—Señor Carrados… —la voz impostada del Prefecto, muy viejo para el cargo, pretendía asustar al joven Inspector—, fácil es entender por qué lo llamé a mi oficina. Necesito que investigue la carnicería que está ocurriendo entre los bandidos, pero hay un pero… usted hará este trabajo, junto a su ayudante y en secreto. Ya tengo al Comisario Gonzaga y su equipo oficialmente encargado de las indagaciones.
La mirada interrogante del hábil policía, que no pestañeaba ante la fuerte mirada de su Jefe, hizo que éste continuara malhumorado al no lograr el propósito de inquietar a Carrados a quien consideraba insolente con la superioridad; pero no lo increpaba abiertamente, pues era conocedor de su buena fama y respeto que le tenían el resto de sus colegas. —Señor, no comprendo para qué dos equipos de invest…
—Mire, señor Carrados, usted se limita a obedecer mis órdenes y estas son las que le dije. El señor Director General lo designa, a través de mí, para que vea qué hay detrás de esto. Él ordena, yo obedezco.
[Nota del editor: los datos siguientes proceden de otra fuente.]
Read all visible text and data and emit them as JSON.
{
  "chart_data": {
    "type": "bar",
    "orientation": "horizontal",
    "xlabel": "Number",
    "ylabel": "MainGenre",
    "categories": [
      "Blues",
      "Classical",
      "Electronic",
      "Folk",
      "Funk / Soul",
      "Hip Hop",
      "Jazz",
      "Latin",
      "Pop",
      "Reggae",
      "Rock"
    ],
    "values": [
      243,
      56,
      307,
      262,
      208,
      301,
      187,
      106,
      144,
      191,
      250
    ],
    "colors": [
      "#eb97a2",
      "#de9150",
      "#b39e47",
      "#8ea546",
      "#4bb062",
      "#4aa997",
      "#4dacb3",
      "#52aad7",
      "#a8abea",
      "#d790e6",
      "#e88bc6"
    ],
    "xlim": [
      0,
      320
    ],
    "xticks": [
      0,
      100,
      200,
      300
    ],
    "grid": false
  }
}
El viejo Prefecto se levantó de su cómodo sillón y caminó por al lado del inteligente Detective que permanecía de pie. Con un “¡Jum Jum!”, el hombre se pasó la mano por su cara y se detuvo frente a la ventana.
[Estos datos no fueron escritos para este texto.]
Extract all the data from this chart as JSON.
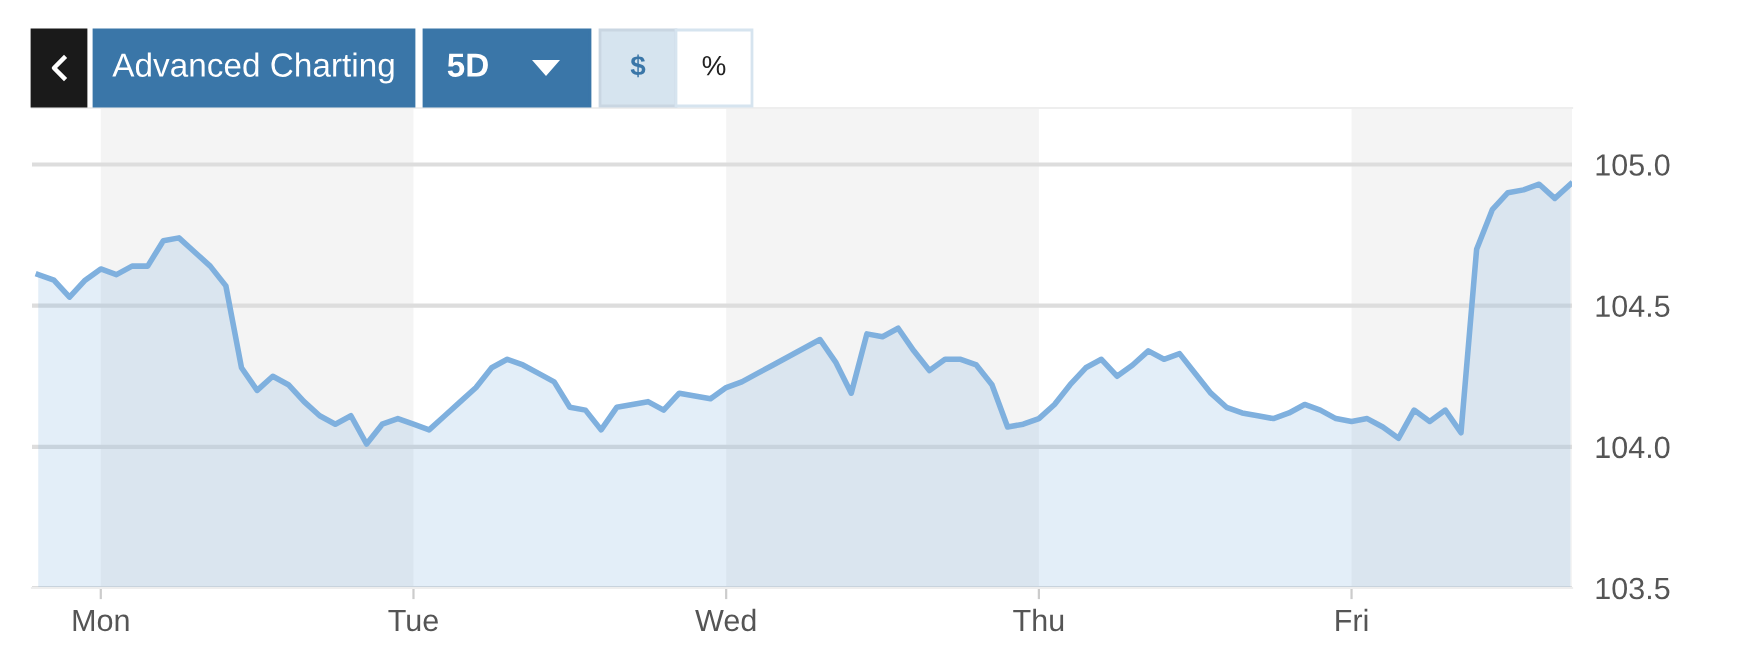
{
  "chart_data": {
    "type": "area",
    "annotations": [
      "Advanced Charting",
      "5D",
      "$",
      "%"
    ],
    "categories": [
      null,
      null,
      null,
      null,
      "Mon",
      null,
      null,
      null,
      null,
      null,
      null,
      null,
      null,
      null,
      null,
      null,
      null,
      null,
      null,
      null,
      null,
      null,
      null,
      null,
      "Tue",
      null,
      null,
      null,
      null,
      null,
      null,
      null,
      null,
      null,
      null,
      null,
      null,
      null,
      null,
      null,
      null,
      null,
      null,
      null,
      "Wed",
      null,
      null,
      null,
      null,
      null,
      null,
      null,
      null,
      null,
      null,
      null,
      null,
      null,
      null,
      null,
      null,
      null,
      null,
      null,
      "Thu",
      null,
      null,
      null,
      null,
      null,
      null,
      null,
      null,
      null,
      null,
      null,
      null,
      null,
      null,
      null,
      null,
      null,
      null,
      null,
      "Fri",
      null,
      null,
      null,
      null,
      null,
      null,
      null,
      null,
      null,
      null,
      null,
      null,
      null,
      null
    ],
    "series": [
      {
        "color": "#7fb0de",
        "values": [
          104.61,
          104.59,
          104.53,
          104.59,
          104.63,
          104.61,
          104.64,
          104.64,
          104.73,
          104.74,
          104.69,
          104.64,
          104.57,
          104.28,
          104.2,
          104.25,
          104.22,
          104.16,
          104.11,
          104.08,
          104.11,
          104.01,
          104.08,
          104.1,
          104.08,
          104.06,
          104.11,
          104.16,
          104.21,
          104.28,
          104.31,
          104.29,
          104.26,
          104.23,
          104.14,
          104.13,
          104.06,
          104.14,
          104.15,
          104.16,
          104.13,
          104.19,
          104.18,
          104.17,
          104.21,
          104.23,
          104.26,
          104.29,
          104.32,
          104.35,
          104.38,
          104.3,
          104.19,
          104.4,
          104.39,
          104.42,
          104.34,
          104.27,
          104.31,
          104.31,
          104.29,
          104.22,
          104.07,
          104.08,
          104.1,
          104.15,
          104.22,
          104.28,
          104.31,
          104.25,
          104.29,
          104.34,
          104.31,
          104.33,
          104.26,
          104.19,
          104.14,
          104.12,
          104.11,
          104.1,
          104.12,
          104.15,
          104.13,
          104.1,
          104.09,
          104.1,
          104.07,
          104.03,
          104.13,
          104.09,
          104.13,
          104.05,
          104.7,
          104.84,
          104.9,
          104.91,
          104.93,
          104.88,
          104.93
        ]
      }
    ],
    "ylim": [
      103.5,
      105.2
    ],
    "yticks": [
      {
        "value": 103.5,
        "label": "103.5"
      },
      {
        "value": 104,
        "label": "104.0"
      },
      {
        "value": 104.5,
        "label": "104.5"
      },
      {
        "value": 105,
        "label": "105.0"
      }
    ],
    "grid": "y",
    "legend": false
  }
}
—Mire, no sé qué le encuentra a usted el resto de la jefatura; francamente lo considero igual o peor que los otros funcionarios. Pero… ¡Qué diablos! —decidido se volteó y miró a Carrados—. Según la Dirección Institucional este trabajo es para alguien tan “extraordinario” como usted.
El sarcasmo no hizo mella en el impertérrito rostro del joven. Era un fiel representante de un maniquí que no mostraba sentimiento alguno.
—Espero que de esta conversación no salga nada de aquí, su ayudante debe saber lo mismo que usted; su función será absolutamente confidencial. Únicamente a mí me dará cuenta de los resultados, ni Gonzaga, ni otro Jefe puede saber que usted está en este trabajo secreto. El punto radica en que sospechamos que puede haber funcionarios policiales o de las fuerzas armadas, matando a delincuentes con toda clase de armas silenciosas. No, no me refiero a silenciadores en armas de fuego; más bien armas blancas, cuchillos, incluidos los conocidos rifles de aire comprimido. Nunca se ha escuchado una detonación, a la que son tan aficionados los “choros” de la capital.
—En buenas cuentas, señor, ¿usted me está hablando de una especie de “Escuadrón de la Muerte” en nuestras filas o entre los militares?
—Es todo lo que puedo decirle —interrumpió descortésmente el Jefe—; ahora usted verá cómo se las arregla para investigar y… dejar conforme a la alta superioridad. Hasta luego.